In business, I want a mutual exchange of best practices, personal and business experiences, products, services and trainings based upon real communication and knowing what each of us is struggling with at the moment. In a relationship, I want an intimate exchange of likes and dislikes, personal interests and experiences, and possibly shared connections with others who might suit each of our specific needs at the moment.

In other words, I want to live my life as a consultant, providing my best business practices and products, my educated perspective and wisdom, my personal views and experiences, and deeply shared connections with people who are also consultants to me. I cannot possibly know everything and do everything on my own. I need help in so many different ways. And so does everyone else.

Imagine doing business with a consultant who shares his or her best products and services and also freely shares about products and services offered by others that may be a specific benefit to you. Imagine being in a relationship with someone who shares his or her authentic self, freely offering to help in whatever way he or she can – and – totally allowing you to decide for yourself what You want to do.

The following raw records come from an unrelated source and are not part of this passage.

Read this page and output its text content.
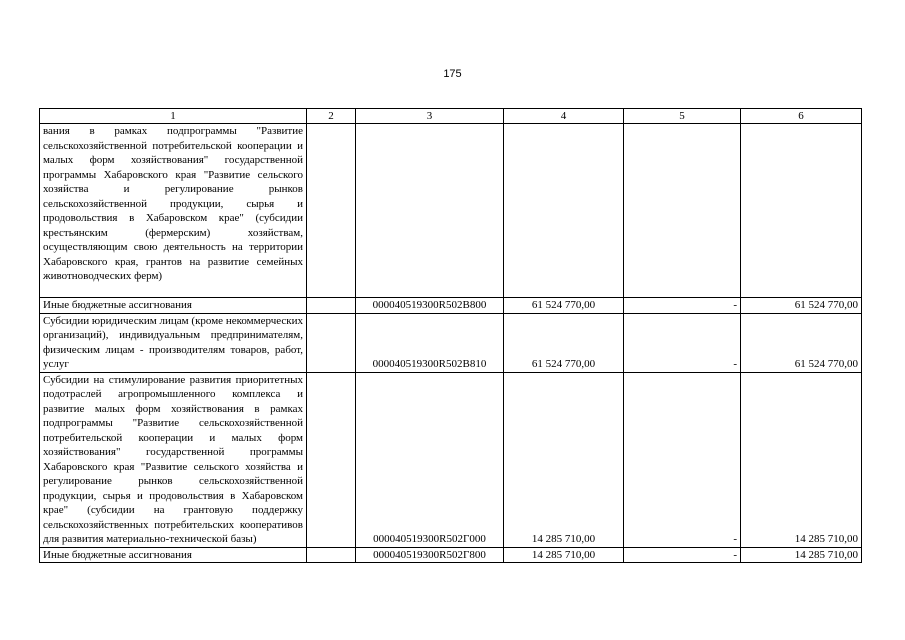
175
1	2	3	4	5	6
вания в рамках подпрограммы "Развитие сельскохозяйственной потребительской кооперации и малых форм хозяйствования" государственной программы Хабаровского края "Развитие сельского хозяйства и регулирование рынков сельскохозяйственной продукции, сырья и продовольствия в Хабаровском крае" (субсидии крестьянским (фермерским) хозяйствам, осуществляющим свою деятельность на территории Хабаровского края, грантов на развитие семейных животноводческих ферм)					
Иные бюджетные ассигнования		000040519300R502В800	61 524 770,00	-	61 524 770,00
Субсидии юридическим лицам (кроме некоммерческих организаций), индивидуальным предпринимателям, физическим лицам - производителям товаров, работ, услуг		000040519300R502В810	61 524 770,00	-	61 524 770,00
Субсидии на стимулирование развития приоритетных подотраслей агропромышленного комплекса и развитие малых форм хозяйствования в рамках подпрограммы "Развитие сельскохозяйственной потребительской кооперации и малых форм хозяйствования" государственной программы Хабаровского края "Развитие сельского хозяйства и регулирование рынков сельскохозяйственной продукции, сырья и продовольствия в Хабаровском крае" (субсидии на грантовую поддержку сельскохозяйственных потребительских кооперативов для развития материально-технической базы)		000040519300R502Г000	14 285 710,00	-	14 285 710,00
Иные бюджетные ассигнования		000040519300R502Г800	14 285 710,00	-	14 285 710,00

If you are seeking that “one” special business partner, love
or friend, then become a consultant rather than attempting to sell yourself or your products upfront. Offer value to others, share what you know, allow yourself to be seen as a step above others because you care and share and don’t even attempt to sell. Stop selling and start consulting – really listen, show that you care and provide value.

Give the other person breathing room and an opportunity to discover what you have to offer after you have helped them to somewhat solve their problems. Insure that the other person feels understood, respected, valued and appreciated by you before you ask what you want and expect something in return. Become viewed as “the one” who is the solution to someone else’s problems and you will no longer have to sell them what you are offering. They will eagerly seek you out.

And if you are seeking love, stop seeking and stop selling yourself. Become a caring consultant and love will find you.